External Tool Access

XMLA Endpoint: Controls read/write access to semantic models via XMLA protocol, used by external tools like Tabular Editor, DAX Studio, and ALM Toolkit. Enable read access for all developers; restrict write access to senior developers who manage production models.

Service Principal Access: Determines whether service principals can use Fabric APIs. Enable for specific security groups containing application service principals. Required for automated CI/CD pipelines and embedding applications.

AI and Copilot Settings

Copilot Configuration

Enable Copilot and Other AI Features: Master switch for all AI capabilities in Fabric. When enabled, users can use Copilot in Power BI, natural language query features, and AI-powered suggestions.

**Data Sent to AI Services**: Controls what data Copilot can access when generating responses. In regulated industries such as healthcare and government, review this setting carefully with your compliance team. Copilot sends schema metadata and sample data rows to Azure OpenAI services for processing.

Copilot for Report Authoring: Specific control for whether Copilot can generate report pages. Enable for report developers but consider disabling for consumers who might generate misleading analyses.

Capacity and Performance Settings

Autoscale: Configures automatic capacity scaling during high demand. Set maximum scale limits to prevent runaway costs. Enable autoscale for production capacities; disable for development capacities where pausing is preferred.

Interactive and Background Workload Limits: Controls the percentage of capacity allocated to interactive queries (user-facing dashboards) versus background jobs (scheduled refreshes, pipeline runs). Default is balanced, but production capacities serving many concurrent users should favor interactive workloads (70% interactive, 30% background).

Governance Best Practices

Start Restrictive, Open Gradually: Enable features for the entire organization only after piloting with specific security groups.

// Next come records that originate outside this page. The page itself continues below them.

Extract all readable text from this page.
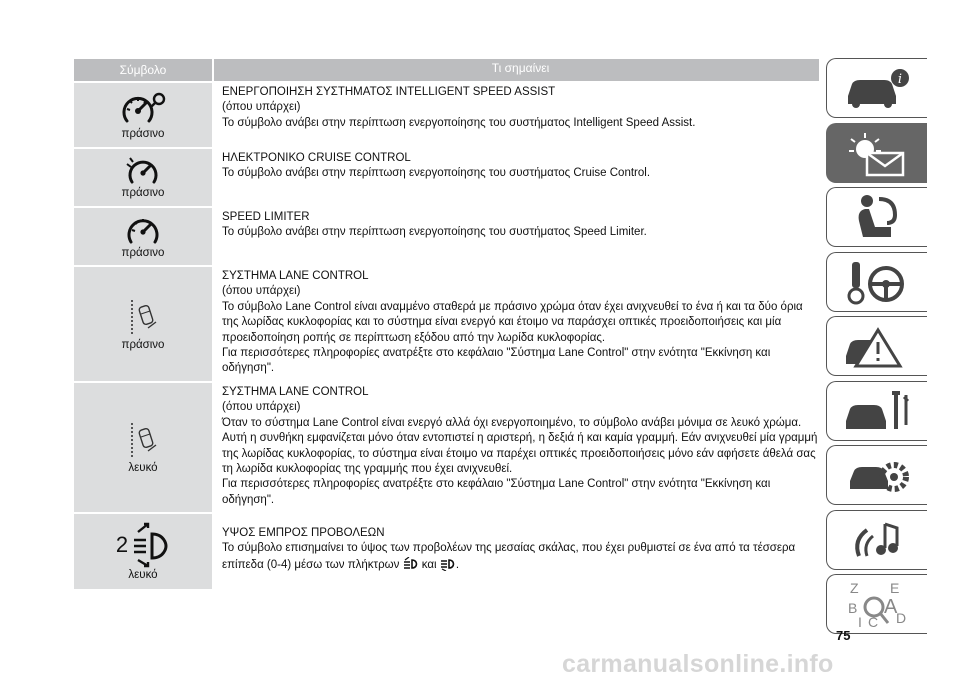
Σύμβολο	Τι σημαίνει
πράσινο

ΕΝΕΡΓΟΠΟΙΗΣΗ ΣΥΣΤΗΜΑΤΟΣ INTELLIGENT SPEED ASSIST

(όπου υπάρχει)

Το σύμβολο ανάβει στην περίπτωση ενεργοποίησης του συστήματος Intelligent Speed Assist.

πράσινο

ΗΛΕΚΤΡΟΝΙΚΟ CRUISE CONTROL

Το σύμβολο ανάβει στην περίπτωση ενεργοποίησης του συστήματος Cruise Control.

πράσινο

SPEED LIMITER

Το σύμβολο ανάβει στην περίπτωση ενεργοποίησης του συστήματος Speed Limiter.

πράσινο

ΣΥΣΤΗΜΑ LANE CONTROL

(όπου υπάρχει)

Το σύμβολο Lane Control είναι αναμμένο σταθερά με πράσινο χρώμα όταν έχει ανιχνευθεί το ένα ή και τα δύο όρια της λωρίδας κυκλοφορίας και το σύστημα είναι ενεργό και έτοιμο να παράσχει οπτικές προειδοποιήσεις και μία προειδοποίηση ροπής σε περίπτωση εξόδου από την λωρίδα κυκλοφορίας.

Για περισσότερες πληροφορίες ανατρέξτε στο κεφάλαιο "Σύστημα Lane Control" στην ενότητα "Εκκίνηση και οδήγηση".

λευκό

ΣΥΣΤΗΜΑ LANE CONTROL

(όπου υπάρχει)

Όταν το σύστημα Lane Control είναι ενεργό αλλά όχι ενεργοποιημένο, το σύμβολο ανάβει μόνιμα σε λευκό χρώμα. Αυτή η συνθήκη εμφανίζεται μόνο όταν εντοπιστεί η αριστερή, η δεξιά ή και καμία γραμμή. Εάν ανιχνευθεί μία γραμμή της λωρίδας κυκλοφορίας, το σύστημα είναι έτοιμο να παρέχει οπτικές προειδοποιήσεις μόνο εάν αφήσετε άθελά σας τη λωρίδα κυκλοφορίας της γραμμής που έχει ανιχνευθεί.

Για περισσότερες πληροφορίες ανατρέξτε στο κεφάλαιο "Σύστημα Lane Control" στην ενότητα "Εκκίνηση και οδήγηση".

2
λευκό

ΥΨΟΣ ΕΜΠΡΟΣ ΠΡΟΒΟΛΕΩΝ

Το σύμβολο επισημαίνει το ύψος των προβολέων της μεσαίας σκάλας, που έχει ρυθμιστεί σε ένα από τα τέσσερα επίπεδα (0-4) μέσω των πλήκτρων και .

i
Z E
B A
I C D
75
carmanualsonline.info
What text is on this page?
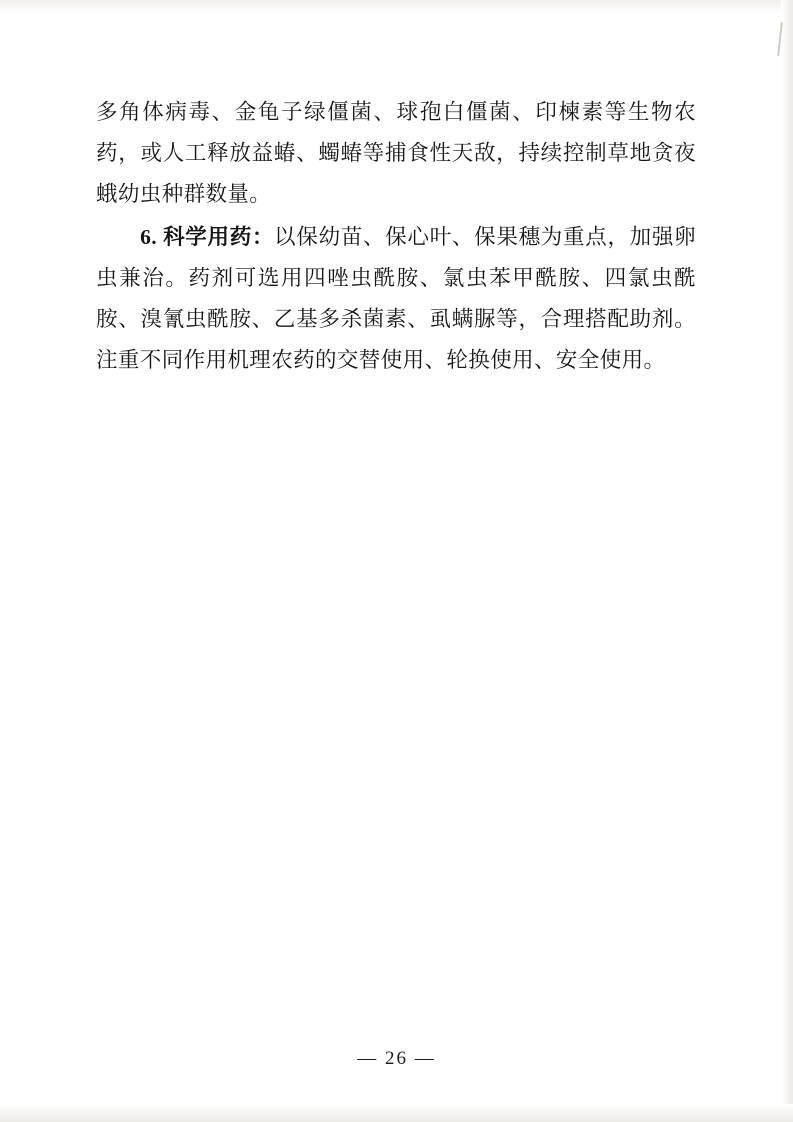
多角体病毒、金龟子绿僵菌、球孢白僵菌、印楝素等生物农药，或人工释放益蝽、蠋蝽等捕食性天敌，持续控制草地贪夜蛾幼虫种群数量。

6. 科学用药：以保幼苗、保心叶、保果穗为重点，加强卵虫兼治。药剂可选用四唑虫酰胺、氯虫苯甲酰胺、四氯虫酰胺、溴氰虫酰胺、乙基多杀菌素、虱螨脲等，合理搭配助剂。注重不同作用机理农药的交替使用、轮换使用、安全使用。

— 26 —
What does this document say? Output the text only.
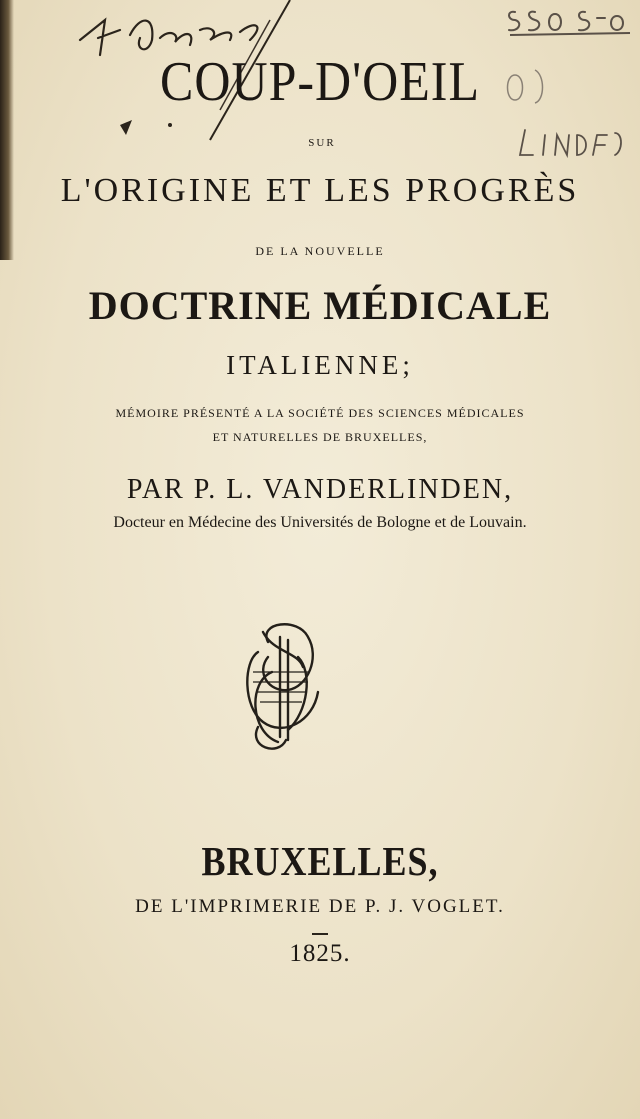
COUP-D'OEIL
SUR
L'ORIGINE ET LES PROGRÈS
DE LA NOUVELLE
DOCTRINE MÉDICALE
ITALIENNE;
MÉMOIRE PRÉSENTÉ A LA SOCIÉTÉ DES SCIENCES MÉDICALES
ET NATURELLES DE BRUXELLES,
PAR P. L. VANDERLINDEN,
Docteur en Médecine des Universités de Bologne et de Louvain.
BRUXELLES,
DE L'IMPRIMERIE DE P. J. VOGLET.
1825.
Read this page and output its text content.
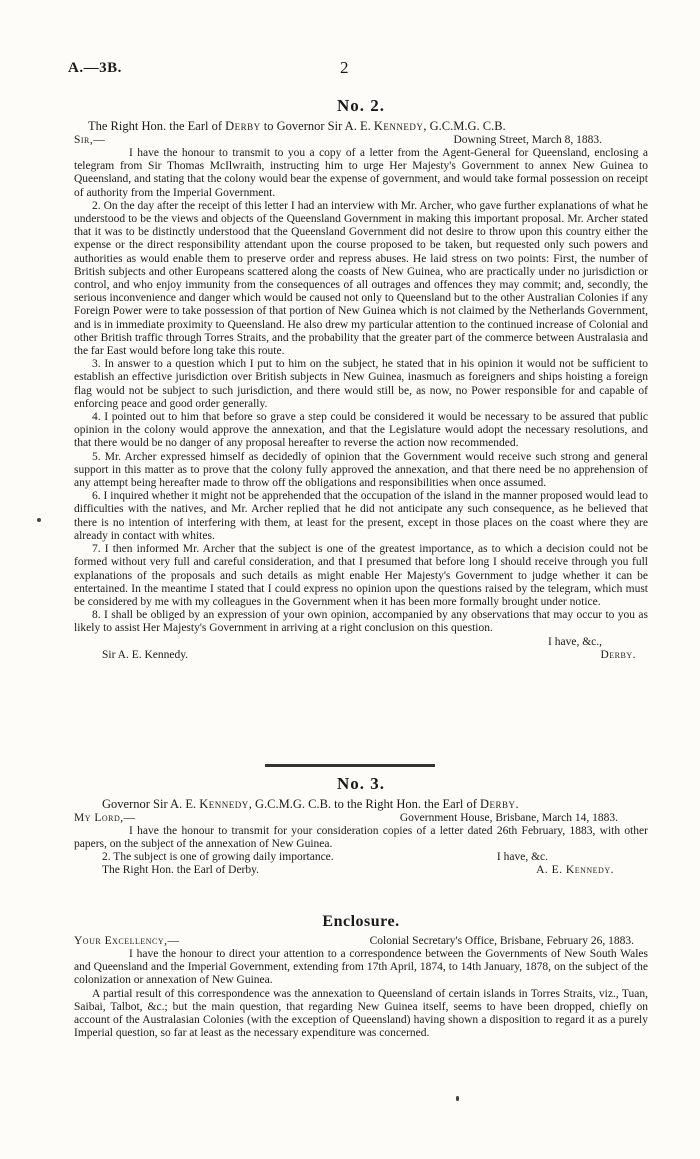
A.—3B.	2
No. 2.

The Right Hon. the Earl of Derby to Governor Sir A. E. Kennedy, G.C.M.G. C.B.

Sir,—	Downing Street, March 8, 1883.

I have the honour to transmit to you a copy of a letter from the Agent-General for Queensland, enclosing a telegram from Sir Thomas McIlwraith, instructing him to urge Her Majesty's Government to annex New Guinea to Queensland, and stating that the colony would bear the expense of government, and would take formal possession on receipt of authority from the Imperial Government.

2. On the day after the receipt of this letter I had an interview with Mr. Archer, who gave further explanations of what he understood to be the views and objects of the Queensland Government in making this important proposal. Mr. Archer stated that it was to be distinctly understood that the Queensland Government did not desire to throw upon this country either the expense or the direct responsibility attendant upon the course proposed to be taken, but requested only such powers and authorities as would enable them to preserve order and repress abuses. He laid stress on two points: First, the number of British subjects and other Europeans scattered along the coasts of New Guinea, who are practically under no jurisdiction or control, and who enjoy immunity from the consequences of all outrages and offences they may commit; and, secondly, the serious inconvenience and danger which would be caused not only to Queensland but to the other Australian Colonies if any Foreign Power were to take possession of that portion of New Guinea which is not claimed by the Netherlands Government, and is in immediate proximity to Queensland. He also drew my particular attention to the continued increase of Colonial and other British traffic through Torres Straits, and the probability that the greater part of the commerce between Australasia and the far East would before long take this route.

3. In answer to a question which I put to him on the subject, he stated that in his opinion it would not be sufficient to establish an effective jurisdiction over British subjects in New Guinea, inasmuch as foreigners and ships hoisting a foreign flag would not be subject to such jurisdiction, and there would still be, as now, no Power responsible for and capable of enforcing peace and good order generally.

4. I pointed out to him that before so grave a step could be considered it would be necessary to be assured that public opinion in the colony would approve the annexation, and that the Legislature would adopt the necessary resolutions, and that there would be no danger of any proposal hereafter to reverse the action now recommended.

5. Mr. Archer expressed himself as decidedly of opinion that the Government would receive such strong and general support in this matter as to prove that the colony fully approved the annexation, and that there need be no apprehension of any attempt being hereafter made to throw off the obligations and responsibilities when once assumed.

6. I inquired whether it might not be apprehended that the occupation of the island in the manner proposed would lead to difficulties with the natives, and Mr. Archer replied that he did not anticipate any such consequence, as he believed that there is no intention of interfering with them, at least for the present, except in those places on the coast where they are already in contact with whites.

7. I then informed Mr. Archer that the subject is one of the greatest importance, as to which a decision could not be formed without very full and careful consideration, and that I presumed that before long I should receive through you full explanations of the proposals and such details as might enable Her Majesty's Government to judge whether it can be entertained. In the meantime I stated that I could express no opinion upon the questions raised by the telegram, which must be considered by me with my colleagues in the Government when it has been more formally brought under notice.

8. I shall be obliged by an expression of your own opinion, accompanied by any observations that may occur to you as likely to assist Her Majesty's Government in arriving at a right conclusion on this question.

I have, &c.,
Sir A. E. Kennedy.	Derby.
No. 3.

Governor Sir A. E. Kennedy, G.C.M.G. C.B. to the Right Hon. the Earl of Derby.

My Lord,—	Government House, Brisbane, March 14, 1883.

I have the honour to transmit for your consideration copies of a letter dated 26th February, 1883, with other papers, on the subject of the annexation of New Guinea.

2. The subject is one of growing daily importance.	I have, &c.
The Right Hon. the Earl of Derby.	A. E. Kennedy.
Enclosure.
Your Excellency,—	Colonial Secretary's Office, Brisbane, February 26, 1883.

I have the honour to direct your attention to a correspondence between the Governments of New South Wales and Queensland and the Imperial Government, extending from 17th April, 1874, to 14th January, 1878, on the subject of the colonization or annexation of New Guinea.

A partial result of this correspondence was the annexation to Queensland of certain islands in Torres Straits, viz., Tuan, Saibai, Talbot, &c.; but the main question, that regarding New Guinea itself, seems to have been dropped, chiefly on account of the Australasian Colonies (with the exception of Queensland) having shown a disposition to regard it as a purely Imperial question, so far at least as the necessary expenditure was concerned.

The sequence: pilot group validates the feature, documentation and training materials are created, settings are opened to broader groups, monitoring confirms no security or performance issues.

Security Group Strategy: Create a hierarchy of security groups: Fabric-Admins (tenant settings access), Fabric-Developers (workspace creation, XMLA write), Fabric-Analysts (export to Excel, external tool read), Fabric-Consumers (default, view-only). Map tenant settings to these groups consistently.

Quarterly Review Cycle: Review all tenant settings quarterly. Features you disabled at initial deployment may now be appropriate to enable. Features you enabled broadly may need restriction based on usage patterns or new compliance requirements.

Documentation: Maintain a settings registry documenting every non-default tenant setting with the justification, the approving authority, and the review date. This registry is essential for compliance audits (SOC 2, HIPAA) and for onboarding new administrators.

Related Resources

Frequently Asked Questions

Who can change Fabric tenant settings?

Only Fabric administrators and Global administrators can modify tenant settings. These settings affect all users in the organization, so changes should be made carefully and documented.

Can I apply settings to specific groups?

Yes, many tenant settings can be scoped to specific security groups. This allows piloting features with selected users before organization-wide rollout.